The two-seamer gives the Yankees’ top arm something he did not have before in terms of in-zone shape. It complements the ride on his four-seamer. The four-seamer carries up in the zone. Lagrange’s two-seamer dives toward the inner half against right-handed hitters. Both start from similar release points and carry similar velocity.
Larson described the addition simply.
“I think that’s a nice complement,” Larson said.
What Lagrange’s 2026 line actually shows
The Yankees surface numbers at Triple-A are easy to misread. Through five starts, Lagrange has a 3.66 ERA across 19 and two-thirds innings. He has struck out 26 and walked 11. A walk rate of roughly five per nine innings is high. The Yankees know it.
The deeper Yankees numbers tell a different story. Lagrange’s fifth start was his best. Eight strikeouts. 102 mph three times. A 43.2 percent whiff rate. Seventy-seven pitches, 53 for strikes. First-pitch strikes to 15 of 21 batters. Opening fastball: 99.3 mph. Final fastball: 100 mph.
Lagrange finished his strikeouts with four different pitches: fastball, changeup, slider and sweeper. Different counts, different angles.
Hitting 102 mph three times in a single start is historically rare. Three MLB pitchers have done it since 2015: Hunter Greene in 2022, Jordan Hicks in 2022 and Jacob Misiorowski in 2025. The last minor leaguer to hit that mark? Lagrange himself. Twelve days before.

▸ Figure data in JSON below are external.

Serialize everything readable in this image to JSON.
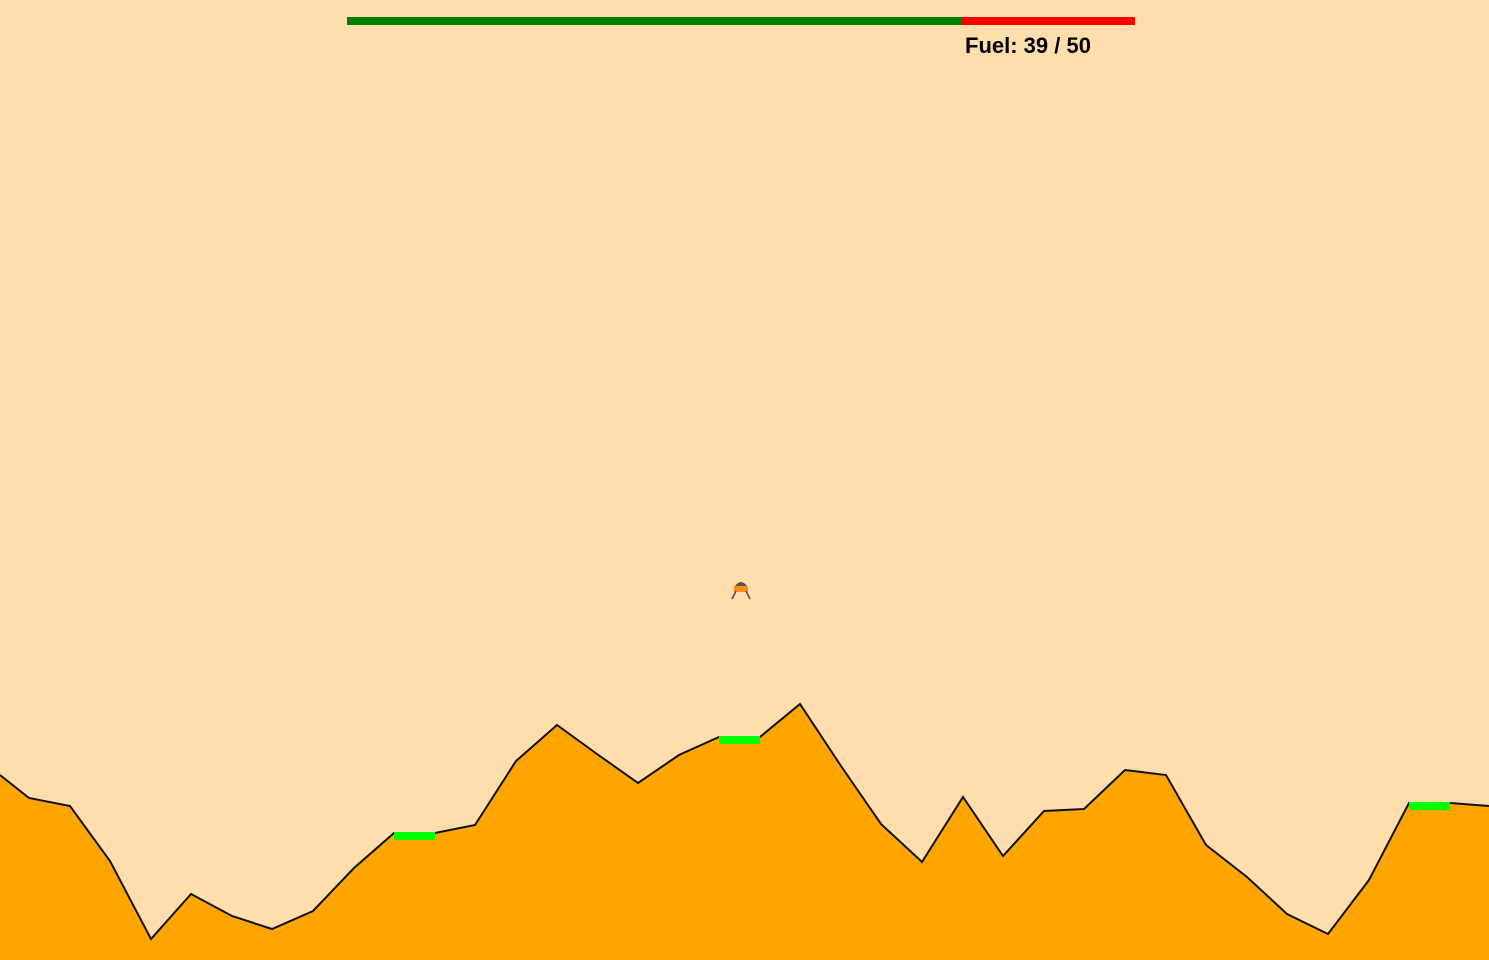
{
  "hud": {
    "fuel_label": "Fuel: 39 / 50",
    "fuel_current": 39,
    "fuel_max": 50,
    "fuel_fill_color": "#008000",
    "fuel_empty_color": "#ff0000"
  },
  "scene": {
    "sky_color": "#ffdead",
    "ground_color": "#ffa500",
    "landing_pad_color": "#00ff00",
    "landing_pad_count": 3
  },
  "lander": {
    "icon": "lunar-lander-icon"
  }
}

For all the star power, the Yankees’ focus remains the same. Larson was asked what the organization is most locked in on as Lagrange builds toward a potential big league role.

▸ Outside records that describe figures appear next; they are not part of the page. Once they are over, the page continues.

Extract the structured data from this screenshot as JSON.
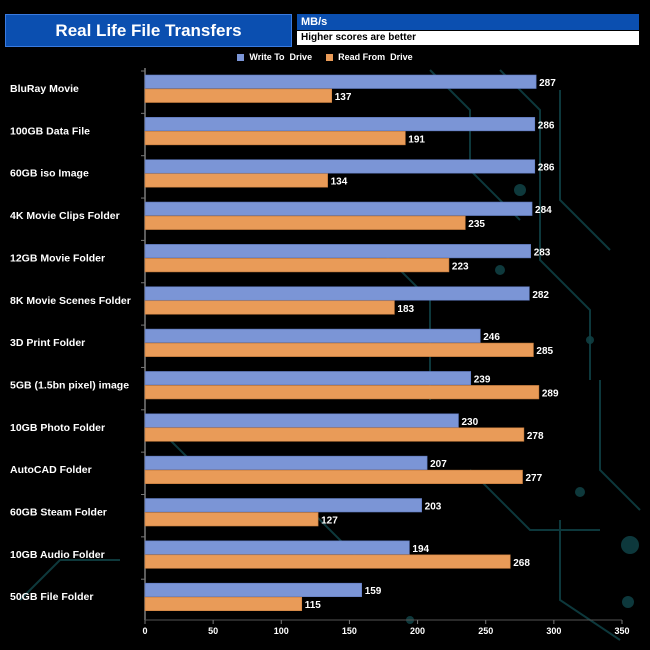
{
  "header": {
    "title": "Real Life File Transfers",
    "unit": "MB/s",
    "note": "Higher scores are better"
  },
  "colors": {
    "write": "#7b95d6",
    "read": "#e99b58",
    "title_bg": "#0b4fb0"
  },
  "chart_data": {
    "type": "bar",
    "orientation": "horizontal",
    "title": "Real Life File Transfers",
    "xlabel": "MB/s",
    "xlim": [
      0,
      350
    ],
    "xticks": [
      0,
      50,
      100,
      150,
      200,
      250,
      300,
      350
    ],
    "legend_position": "top-center",
    "categories": [
      "BluRay Movie",
      "100GB Data File",
      "60GB iso Image",
      "4K Movie Clips Folder",
      "12GB Movie Folder",
      "8K Movie Scenes Folder",
      "3D Print Folder",
      "5GB (1.5bn pixel) image",
      "10GB Photo Folder",
      "AutoCAD Folder",
      "60GB Steam Folder",
      "10GB Audio Folder",
      "50GB File Folder"
    ],
    "series": [
      {
        "name": "Write To  Drive",
        "values": [
          287,
          286,
          286,
          284,
          283,
          282,
          246,
          239,
          230,
          207,
          203,
          194,
          159
        ]
      },
      {
        "name": "Read From  Drive",
        "values": [
          137,
          191,
          134,
          235,
          223,
          183,
          285,
          289,
          278,
          277,
          127,
          268,
          115
        ]
      }
    ]
  }
}
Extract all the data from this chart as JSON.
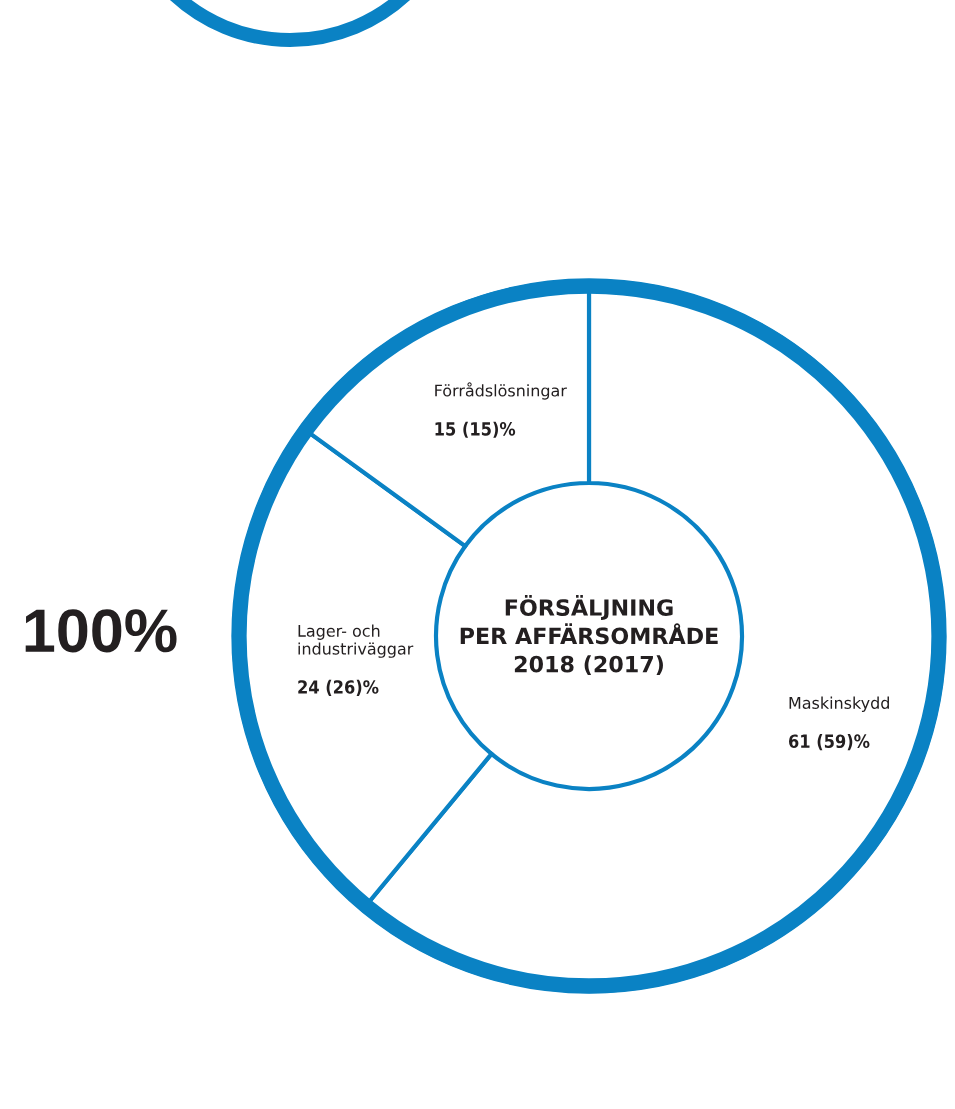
{
  "chart_data": {
    "type": "donut",
    "title": "FÖRSÄLJNING\nPER AFFÄRSOMRÅDE\n2018 (2017)",
    "categories": [
      "Maskinskydd",
      "Lager- och\nindustriväggar",
      "Förrådslösningar"
    ],
    "values": [
      61,
      24,
      15
    ],
    "colors": [
      "#ffffff",
      "#ffffff",
      "#ffffff"
    ],
    "value_labels": [
      "61 (59)%",
      "24 (26)%",
      "15 (15)%"
    ],
    "annotations": [
      "100%"
    ]
  }
}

“It’s what’s going to make him consistently a mainstay in the rotation,” Larson said about Lagrange. “He knows that. And it’s not just with one pitch. He’s going to have to throw off-speed for strikes.”
The Betances blueprint and what comes next
The Betances comparison is not forced. It is structural. Betances struggled as a Yankees Triple-A starter at Scranton/Wilkes-Barre in 2013. The Yankees moved him to the bullpen. Command was the obstacle. The Yankees narrowed his focus to two pitches and watched him become one of the most dominant relievers in baseball.

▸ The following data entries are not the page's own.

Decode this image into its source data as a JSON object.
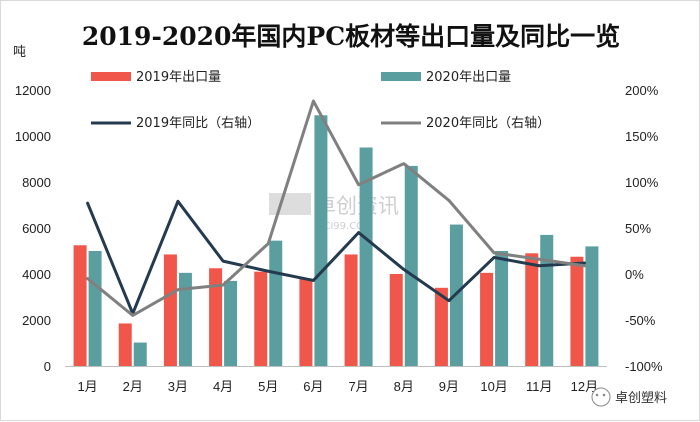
{
  "chart_data": {
    "type": "bar+line",
    "title": "2019-2020年国内PC板材等出口量及同比一览",
    "ylabel": "吨",
    "categories": [
      "1月",
      "2月",
      "3月",
      "4月",
      "5月",
      "6月",
      "7月",
      "8月",
      "9月",
      "10月",
      "11月",
      "12月"
    ],
    "ylim": [
      0,
      12000
    ],
    "yticks": [
      0,
      2000,
      4000,
      6000,
      8000,
      10000,
      12000
    ],
    "y2lim": [
      -100,
      200
    ],
    "y2ticks": [
      -100,
      -50,
      0,
      50,
      100,
      150,
      200
    ],
    "y2tick_suffix": "%",
    "bar_series": [
      {
        "name": "2019年出口量",
        "color": "#f0574a",
        "values": [
          5250,
          1850,
          4850,
          4250,
          4100,
          3800,
          4850,
          4000,
          3400,
          4050,
          4900,
          4750
        ]
      },
      {
        "name": "2020年出口量",
        "color": "#5b9ea0",
        "values": [
          5000,
          1020,
          4050,
          3700,
          5450,
          10900,
          9500,
          8700,
          6150,
          5000,
          5700,
          5200
        ]
      }
    ],
    "line_series": [
      {
        "name": "2019年同比（右轴）",
        "color": "#243a4e",
        "axis": "right",
        "values": [
          77,
          -43,
          79,
          14,
          3,
          -7,
          45,
          5,
          -29,
          18,
          9,
          12
        ]
      },
      {
        "name": "2020年同比（右轴）",
        "color": "#808080",
        "axis": "right",
        "values": [
          -5,
          -45,
          -17,
          -12,
          33,
          188,
          97,
          120,
          80,
          23,
          16,
          9
        ]
      }
    ]
  },
  "watermark": {
    "main": "卓创资讯",
    "sub": "SCI99.COM"
  },
  "brand": {
    "label": "卓创塑料"
  }
}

Lagrange signed with the Yankees out of Bayaguana, Dominican Republic for just $10,000. He has grown into a 6-foot-7, 248-pound pitcher with a five-pitch arsenal where every offering grades above average. Lagrange’s 168 strikeouts in 120 innings in 2025 ranked third in all of minor league baseball.
Whether the Yankees deploy him as a starter or eventually follow the Betances path into a high-leverage bullpen role is a decision still ahead. What is clear is that the weapon cache keeps growing. The two-seamer is the latest addition in Lagrange’s arsenal. Tracking systems are still trying to figure out what to call it. Aaron Boone already knows what it does.
He said it before the season started.
“He’s definitely got everyone’s attention,” Boone said on Lagrange. “I love where he’s at. I would not be surprised if he is impacting us early, middle, later part of the season.”